В этом смысле Лозанна, сцена вероятного самоубийства Ани, было опасным местом для меня — ты понимаешь, прежде всего — для меня! Но я не сообразил, не почувствовал и поплатился — если все это так, как я сейчас это вижу, — за глупую свою близорукость и самонадеянность.
Вспомни!
20/V/66 7/30 веч.
Опять не писал тебе дольше двух недель, но зато сколько я за это время писал, говорил и думал о тебе. Наверно, и это как-то доходит до тебя. Иначе я бы не мог так долго обходиться без письменных посланий к тебе. В этих мыслях моих и даже в разговорах явно выступали очертания пейзажей вокруг Лозанны. Я вспоминал ее и за тебя. Снова призываю тебя вспомнить6.
Когда мы после моих заседаний в Женеве (в 1951 г.) остановились в “Bean Rivage’e” в Nyon’e, т. е. совсем рядом с Лозанной, ты явно уклонилась от поездки туда, и когда мы в одно прекрасное воскресенье все же там очутились, меня очень удивило твое полное нежелание рассказать мне что-либо о твоем старом знакомстве с богоспасаемым уголком этим; ни первый твой университет, ни другие лозаннские достопримечательности не внушали тебе охоты возобновить после сорокалетнего перерыва первое знакомство. Во время прогулки нашей ты вела себя так, как если бы ты очутилась во враждебной стране. Тогда я приписывал это случайным причинам — усталости, толкотне на узких тротуарах, шумихе какой-то неинтересной тебе выставки местной промышленности. Теперь я понимаю: снова столкнувшись волею судеб с Лозанной, ты сразу охвачена была тяжким недоумением по поводу того, что там некогда случилось близко от тебя. Ты погрузилась в тяжкие думы об Ане и ее судьбе. Идя рядом со мною, ты была далеко от меня и меня почти не замечала. Я был вне твоего, вне вашего круга Аниного периода.
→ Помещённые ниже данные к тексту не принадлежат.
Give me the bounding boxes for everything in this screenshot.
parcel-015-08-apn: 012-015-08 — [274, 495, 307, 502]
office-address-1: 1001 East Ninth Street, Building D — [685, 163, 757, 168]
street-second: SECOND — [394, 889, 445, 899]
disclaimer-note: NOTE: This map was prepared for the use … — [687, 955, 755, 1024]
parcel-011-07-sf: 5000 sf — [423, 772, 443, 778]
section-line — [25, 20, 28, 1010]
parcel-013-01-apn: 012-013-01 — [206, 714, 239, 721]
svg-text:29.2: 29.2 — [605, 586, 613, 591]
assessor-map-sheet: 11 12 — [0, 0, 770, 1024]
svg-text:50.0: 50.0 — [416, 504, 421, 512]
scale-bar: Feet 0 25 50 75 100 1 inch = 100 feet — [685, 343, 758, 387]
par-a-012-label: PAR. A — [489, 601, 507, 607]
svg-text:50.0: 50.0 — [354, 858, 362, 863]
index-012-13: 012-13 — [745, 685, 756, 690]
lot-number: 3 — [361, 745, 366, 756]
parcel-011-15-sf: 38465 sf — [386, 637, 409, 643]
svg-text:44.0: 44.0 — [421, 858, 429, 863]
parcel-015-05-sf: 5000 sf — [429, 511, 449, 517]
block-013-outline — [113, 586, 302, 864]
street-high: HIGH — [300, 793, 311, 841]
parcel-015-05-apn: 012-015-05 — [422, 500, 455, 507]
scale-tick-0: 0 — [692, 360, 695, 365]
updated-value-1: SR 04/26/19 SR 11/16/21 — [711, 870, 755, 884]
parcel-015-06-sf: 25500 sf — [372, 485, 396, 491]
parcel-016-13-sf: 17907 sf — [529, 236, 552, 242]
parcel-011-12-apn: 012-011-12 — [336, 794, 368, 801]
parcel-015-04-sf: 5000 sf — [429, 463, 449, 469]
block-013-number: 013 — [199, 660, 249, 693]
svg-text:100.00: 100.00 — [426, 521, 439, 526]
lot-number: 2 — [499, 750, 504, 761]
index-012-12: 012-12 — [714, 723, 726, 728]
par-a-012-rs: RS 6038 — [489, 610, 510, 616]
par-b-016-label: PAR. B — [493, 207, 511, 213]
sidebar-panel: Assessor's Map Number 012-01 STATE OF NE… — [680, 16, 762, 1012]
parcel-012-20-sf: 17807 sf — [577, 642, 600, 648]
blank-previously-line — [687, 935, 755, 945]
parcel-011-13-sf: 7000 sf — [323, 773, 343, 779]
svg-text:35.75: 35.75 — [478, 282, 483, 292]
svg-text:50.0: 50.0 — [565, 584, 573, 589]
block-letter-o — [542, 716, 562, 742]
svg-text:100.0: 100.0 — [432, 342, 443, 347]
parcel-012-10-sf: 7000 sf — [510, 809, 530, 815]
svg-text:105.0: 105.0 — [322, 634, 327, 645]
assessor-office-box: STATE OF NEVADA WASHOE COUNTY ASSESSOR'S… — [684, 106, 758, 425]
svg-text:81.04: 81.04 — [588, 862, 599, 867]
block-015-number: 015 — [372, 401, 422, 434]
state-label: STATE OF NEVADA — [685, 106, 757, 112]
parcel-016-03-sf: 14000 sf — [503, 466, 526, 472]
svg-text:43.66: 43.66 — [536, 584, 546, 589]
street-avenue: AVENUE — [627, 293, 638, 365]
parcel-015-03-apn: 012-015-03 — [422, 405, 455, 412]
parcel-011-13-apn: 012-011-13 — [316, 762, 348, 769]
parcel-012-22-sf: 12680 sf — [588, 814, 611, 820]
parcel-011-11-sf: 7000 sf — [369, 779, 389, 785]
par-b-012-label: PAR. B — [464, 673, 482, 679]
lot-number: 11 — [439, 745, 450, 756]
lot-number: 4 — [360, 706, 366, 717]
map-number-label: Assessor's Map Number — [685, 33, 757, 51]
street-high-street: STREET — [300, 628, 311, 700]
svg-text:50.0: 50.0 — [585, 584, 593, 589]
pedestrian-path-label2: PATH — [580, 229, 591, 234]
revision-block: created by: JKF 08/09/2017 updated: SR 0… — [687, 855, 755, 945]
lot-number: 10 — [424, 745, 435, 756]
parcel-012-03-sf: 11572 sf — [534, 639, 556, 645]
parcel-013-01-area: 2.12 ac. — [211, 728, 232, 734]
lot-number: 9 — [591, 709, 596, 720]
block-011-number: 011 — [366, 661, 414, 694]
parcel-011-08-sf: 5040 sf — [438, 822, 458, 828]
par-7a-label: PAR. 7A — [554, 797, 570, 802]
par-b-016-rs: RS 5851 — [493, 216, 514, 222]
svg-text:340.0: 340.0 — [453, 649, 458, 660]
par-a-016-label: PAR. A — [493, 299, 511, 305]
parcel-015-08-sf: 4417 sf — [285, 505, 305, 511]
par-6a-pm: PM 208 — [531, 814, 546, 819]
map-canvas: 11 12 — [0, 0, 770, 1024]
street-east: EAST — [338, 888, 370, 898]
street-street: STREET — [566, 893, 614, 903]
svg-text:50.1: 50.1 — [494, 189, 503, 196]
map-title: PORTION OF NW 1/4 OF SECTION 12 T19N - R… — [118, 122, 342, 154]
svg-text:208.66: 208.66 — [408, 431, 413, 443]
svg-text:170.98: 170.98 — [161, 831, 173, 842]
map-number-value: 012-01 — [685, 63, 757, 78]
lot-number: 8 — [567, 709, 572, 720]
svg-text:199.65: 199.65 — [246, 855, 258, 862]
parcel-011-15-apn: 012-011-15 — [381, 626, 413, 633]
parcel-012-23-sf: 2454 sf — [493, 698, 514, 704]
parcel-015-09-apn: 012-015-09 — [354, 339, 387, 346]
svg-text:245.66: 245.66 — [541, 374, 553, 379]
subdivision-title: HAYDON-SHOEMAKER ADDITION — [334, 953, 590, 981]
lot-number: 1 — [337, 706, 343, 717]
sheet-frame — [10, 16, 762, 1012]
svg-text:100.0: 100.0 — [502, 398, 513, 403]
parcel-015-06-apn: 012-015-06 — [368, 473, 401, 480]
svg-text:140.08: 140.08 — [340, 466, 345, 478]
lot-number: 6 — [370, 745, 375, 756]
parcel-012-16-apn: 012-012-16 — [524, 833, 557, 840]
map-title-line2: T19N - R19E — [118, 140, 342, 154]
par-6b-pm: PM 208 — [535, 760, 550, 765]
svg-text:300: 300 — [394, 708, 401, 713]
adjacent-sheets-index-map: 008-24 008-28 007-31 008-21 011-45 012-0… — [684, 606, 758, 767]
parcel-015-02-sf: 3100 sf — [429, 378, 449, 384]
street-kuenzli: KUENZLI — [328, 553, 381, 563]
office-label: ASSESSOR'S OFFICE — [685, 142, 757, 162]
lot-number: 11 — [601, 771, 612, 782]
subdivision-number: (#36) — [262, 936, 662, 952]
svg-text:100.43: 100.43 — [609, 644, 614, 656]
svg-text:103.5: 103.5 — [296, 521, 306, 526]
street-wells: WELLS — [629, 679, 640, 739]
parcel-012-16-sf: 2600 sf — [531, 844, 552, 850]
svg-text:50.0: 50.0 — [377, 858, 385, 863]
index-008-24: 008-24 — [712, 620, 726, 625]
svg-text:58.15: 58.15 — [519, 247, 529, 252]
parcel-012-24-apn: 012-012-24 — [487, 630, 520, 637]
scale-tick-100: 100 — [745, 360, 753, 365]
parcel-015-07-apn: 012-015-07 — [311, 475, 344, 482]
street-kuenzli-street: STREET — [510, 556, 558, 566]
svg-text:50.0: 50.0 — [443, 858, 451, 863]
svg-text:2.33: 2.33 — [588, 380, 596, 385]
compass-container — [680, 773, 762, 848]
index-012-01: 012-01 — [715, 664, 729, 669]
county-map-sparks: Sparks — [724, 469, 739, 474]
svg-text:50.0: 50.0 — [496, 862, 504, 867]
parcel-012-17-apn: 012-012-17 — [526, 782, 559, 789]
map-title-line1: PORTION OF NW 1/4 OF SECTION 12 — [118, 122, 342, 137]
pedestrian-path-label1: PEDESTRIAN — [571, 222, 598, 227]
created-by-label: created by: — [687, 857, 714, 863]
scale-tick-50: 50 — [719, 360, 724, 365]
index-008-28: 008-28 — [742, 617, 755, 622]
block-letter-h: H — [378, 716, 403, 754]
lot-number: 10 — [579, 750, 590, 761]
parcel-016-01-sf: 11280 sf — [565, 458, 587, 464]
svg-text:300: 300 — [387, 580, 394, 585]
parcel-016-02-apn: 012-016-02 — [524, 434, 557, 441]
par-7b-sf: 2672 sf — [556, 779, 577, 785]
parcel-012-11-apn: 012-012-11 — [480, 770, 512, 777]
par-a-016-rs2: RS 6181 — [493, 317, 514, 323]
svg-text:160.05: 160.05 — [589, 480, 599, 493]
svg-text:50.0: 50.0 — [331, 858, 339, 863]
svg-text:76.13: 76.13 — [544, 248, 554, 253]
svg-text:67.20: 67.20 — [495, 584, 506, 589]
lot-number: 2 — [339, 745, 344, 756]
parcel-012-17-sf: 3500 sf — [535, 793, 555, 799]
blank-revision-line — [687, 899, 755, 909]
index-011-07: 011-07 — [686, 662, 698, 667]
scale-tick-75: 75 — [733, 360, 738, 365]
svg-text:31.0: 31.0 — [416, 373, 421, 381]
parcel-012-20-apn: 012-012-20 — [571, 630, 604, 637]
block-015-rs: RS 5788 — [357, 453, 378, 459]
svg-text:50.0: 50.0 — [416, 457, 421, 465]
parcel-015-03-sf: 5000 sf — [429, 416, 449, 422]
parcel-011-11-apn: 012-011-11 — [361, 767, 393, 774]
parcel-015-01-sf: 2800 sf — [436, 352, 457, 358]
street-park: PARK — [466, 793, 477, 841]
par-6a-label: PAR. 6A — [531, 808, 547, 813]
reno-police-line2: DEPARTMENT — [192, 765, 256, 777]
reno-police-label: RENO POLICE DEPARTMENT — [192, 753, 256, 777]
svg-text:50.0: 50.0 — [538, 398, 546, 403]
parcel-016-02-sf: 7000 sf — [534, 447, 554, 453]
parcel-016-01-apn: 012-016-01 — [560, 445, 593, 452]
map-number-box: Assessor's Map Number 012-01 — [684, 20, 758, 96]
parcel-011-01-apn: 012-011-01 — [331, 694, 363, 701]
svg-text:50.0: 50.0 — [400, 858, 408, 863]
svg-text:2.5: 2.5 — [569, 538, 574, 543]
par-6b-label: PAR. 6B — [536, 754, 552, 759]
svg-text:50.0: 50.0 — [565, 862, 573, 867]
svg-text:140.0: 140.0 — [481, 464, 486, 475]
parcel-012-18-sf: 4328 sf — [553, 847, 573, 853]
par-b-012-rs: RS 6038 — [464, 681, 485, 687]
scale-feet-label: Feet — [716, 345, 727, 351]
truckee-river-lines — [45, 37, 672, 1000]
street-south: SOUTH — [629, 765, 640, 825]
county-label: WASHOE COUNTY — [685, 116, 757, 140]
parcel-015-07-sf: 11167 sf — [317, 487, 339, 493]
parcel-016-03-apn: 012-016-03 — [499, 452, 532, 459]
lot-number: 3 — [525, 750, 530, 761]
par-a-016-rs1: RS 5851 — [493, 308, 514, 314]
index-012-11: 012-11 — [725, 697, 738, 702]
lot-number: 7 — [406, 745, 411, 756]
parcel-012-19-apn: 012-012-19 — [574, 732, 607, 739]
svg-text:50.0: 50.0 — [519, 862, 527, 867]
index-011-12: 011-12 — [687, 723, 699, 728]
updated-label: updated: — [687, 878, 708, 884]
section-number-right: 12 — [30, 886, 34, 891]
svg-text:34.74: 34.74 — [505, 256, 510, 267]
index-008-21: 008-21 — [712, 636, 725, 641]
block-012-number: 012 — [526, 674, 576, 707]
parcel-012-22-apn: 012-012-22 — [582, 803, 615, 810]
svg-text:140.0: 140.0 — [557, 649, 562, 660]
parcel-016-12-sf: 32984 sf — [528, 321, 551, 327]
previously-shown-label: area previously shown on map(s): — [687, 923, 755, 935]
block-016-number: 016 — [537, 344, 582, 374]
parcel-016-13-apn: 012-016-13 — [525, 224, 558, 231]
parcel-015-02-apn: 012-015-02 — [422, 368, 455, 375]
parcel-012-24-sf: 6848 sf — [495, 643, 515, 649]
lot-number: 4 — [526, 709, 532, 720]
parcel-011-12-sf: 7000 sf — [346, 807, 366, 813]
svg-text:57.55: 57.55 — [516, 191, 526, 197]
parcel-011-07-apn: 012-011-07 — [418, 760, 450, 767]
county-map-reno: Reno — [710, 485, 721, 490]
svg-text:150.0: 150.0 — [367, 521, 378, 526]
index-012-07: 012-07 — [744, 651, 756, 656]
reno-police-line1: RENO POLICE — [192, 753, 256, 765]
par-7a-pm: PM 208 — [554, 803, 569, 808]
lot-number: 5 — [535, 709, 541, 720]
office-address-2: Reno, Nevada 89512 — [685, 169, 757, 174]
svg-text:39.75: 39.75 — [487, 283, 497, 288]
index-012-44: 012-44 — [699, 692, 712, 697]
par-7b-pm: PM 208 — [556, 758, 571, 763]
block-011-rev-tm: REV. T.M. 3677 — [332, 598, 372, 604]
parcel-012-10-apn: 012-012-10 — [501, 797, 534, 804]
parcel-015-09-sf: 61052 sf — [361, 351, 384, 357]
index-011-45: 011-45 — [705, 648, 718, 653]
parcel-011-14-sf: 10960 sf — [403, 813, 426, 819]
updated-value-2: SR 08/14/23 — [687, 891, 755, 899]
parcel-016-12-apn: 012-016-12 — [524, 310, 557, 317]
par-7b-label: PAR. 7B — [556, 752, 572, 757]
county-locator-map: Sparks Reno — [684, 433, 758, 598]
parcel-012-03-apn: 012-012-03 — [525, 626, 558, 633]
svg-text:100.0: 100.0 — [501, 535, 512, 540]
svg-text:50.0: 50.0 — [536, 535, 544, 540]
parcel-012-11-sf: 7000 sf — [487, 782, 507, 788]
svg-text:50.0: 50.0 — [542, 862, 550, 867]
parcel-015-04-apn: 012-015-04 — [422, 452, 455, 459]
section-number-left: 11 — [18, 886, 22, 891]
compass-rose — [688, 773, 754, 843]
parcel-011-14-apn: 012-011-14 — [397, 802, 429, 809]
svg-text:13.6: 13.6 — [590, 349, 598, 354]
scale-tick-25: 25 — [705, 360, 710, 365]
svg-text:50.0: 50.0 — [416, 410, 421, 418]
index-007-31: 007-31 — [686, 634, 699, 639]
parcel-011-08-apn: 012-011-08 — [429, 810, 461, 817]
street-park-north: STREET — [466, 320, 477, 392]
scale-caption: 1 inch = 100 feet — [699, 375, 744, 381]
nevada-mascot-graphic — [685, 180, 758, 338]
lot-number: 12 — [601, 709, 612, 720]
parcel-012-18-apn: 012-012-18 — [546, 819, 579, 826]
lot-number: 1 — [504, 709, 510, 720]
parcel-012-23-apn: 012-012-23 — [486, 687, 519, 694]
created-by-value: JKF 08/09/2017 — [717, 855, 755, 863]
И, чуть-чуть содрогаясь, я теперь спрашиваю себя: а может быть, что ты, идя рядом со мною, погруженная в себя, размышляла о том, что Аня, пожалуй, сделала правильный выбор, что жизнь “пустая и глупая шутка” (ты ведь охотно цитировала эту строчку), что, одним словом, Ане можно лишь позавидовать.
Твое отношение к Лозанне не изменилось и в следующие годы.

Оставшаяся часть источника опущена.